Mais c’est le plaisir des sens, plus que le plaisir intellectuel d’assister à un ensemble savamment pensé, qui prévaut, au fur et à mesure que le spectacle déploie ses scènes comme une magicienne ses charmes. Emerveillement visuel devant ces mains dont l’ombre projetée dessine un chat qui se gratte l’oreille, un enfant qui suce son pouce, devant ces corps qui, pliés derrière un écran blanc, représentent les animaux de Renard : le coq, le bouc, le chat… Robert Lepage a d’ailleurs voulu que les pieds des acrobates soient apparents afin que l’on prenne conscience de leur présence. Le niveau de perfection atteint aurait pu sinon laisser penser qu’il s’agissait de vidéos. L’émerveillement devient éblouissement après l’entracte, avec Le Rossignol. Une barque glisse sur un lac bleu (la fosse d’orchestre remplie d’eau). Sur scène, en toile de fond, la grosse caisse éclairée comme une lune, les musiciens et devant eux, tel un paravent diapré, le chœur, richement habillé de vêtements chinois. On n’en dira pas plus, il suffit de savoir que l’enchantement, total, ne se dissipe qu’avec les dernières mesures de l’ouvrage et que le souvenir ensuite, en prolonge longtemps la rare sensation.

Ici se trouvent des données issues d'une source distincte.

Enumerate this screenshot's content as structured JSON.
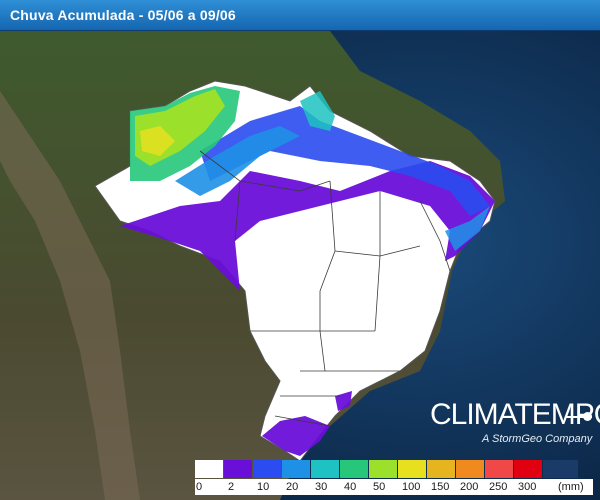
{
  "header": {
    "title": "Chuva Acumulada - 05/06 a 09/06"
  },
  "brand": {
    "name": "CLIMATEMPO",
    "tagline": "A StormGeo Company"
  },
  "legend": {
    "unit": "(mm)",
    "ticks": [
      "0",
      "2",
      "10",
      "20",
      "30",
      "40",
      "50",
      "100",
      "150",
      "200",
      "250",
      "300"
    ],
    "colors": [
      "#ffffff",
      "#6a0fd8",
      "#2a4cf0",
      "#1e90e6",
      "#1ec2c2",
      "#26c77a",
      "#9be02a",
      "#e6e01e",
      "#e6b41e",
      "#f08a1e",
      "#f04848",
      "#e00010"
    ]
  },
  "map": {
    "region": "Brazil",
    "ocean_color": "#0d2b52",
    "land_color": "#3d4a2c",
    "country_fill": "#ffffff",
    "border_color": "#3a3a3a"
  }
}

Les harmonies ravéliennes des premières mesures du Rossignol, murmurées par un Orchestre de l’Opéra national de Lyon irréprochable, apportent la satisfaction sonore qu’après l’œil, l’oreille à son tour réclamait. Il faut dire qu’auparavant, Renard et les autres fables présentées en première partie expriment surtout les rugosités de l’âme russe. De ces partitions au goût âpre, on apprécie d’abord l’originalité des sons, la précision rythmique et la dynamique qu’impulse à l’ensemble, le chef d’orchestre Kazushi Ono. Déjà, on remarque dans les Berceuses du chat les couleurs typiquement slaves de Svetlana Shilova (La Mort dans Le Rossignol) et dans Les deux poèmes de Constantin Balmont, le timbre charnu d’Elena Semenova (La cuisinère dans Le Rossignol). On note aussi dans Renard, la présence du ténor Edgaras Montvidas, dont la voix, bien que charpentée, nimbe ensuite de poésie le chant du Pêcheur. Dans Le Rossignol toujours, l’apparition d’Olga Peretyatko renforce encore l’impression de magie. En oiseau, la soprano russe expose les mêmes qualités qui nous avaient séduit à Pesaro l’an passé : un timbre fruité dépourvu d’acidité ; une émission haut perchée sans être serrée ; une ligne fine, souple mais solide ; une capacité à animer les vocalises, à les débarrasser de tout caractère mécanique. Ce chant féérique achève d’emporter le public qui au moment des saluts réserve à l’ensemble des artistes une standing ovation, historique en ces lieux.
Le succès de ce Rossignol et autres fables, comparé à l’impression mitigée qu’ont laissée Don Giovanni et Alceste, présentés eux aussi dans le cadre de l’édition 2010 du festival d’Aix-en-Provence, ne manque pas d’interroger. « La tendance majeure de la mise en scène lyrique depuis une quarantaine d’années est celle du théâtre psychologique » constate Robert Lepage, dans le programme du spectacle, avant de proposer d’explorer, avec cette nouvelle production, d’autres voies plus poétiques. Puisse sa démarche servir d’exemple.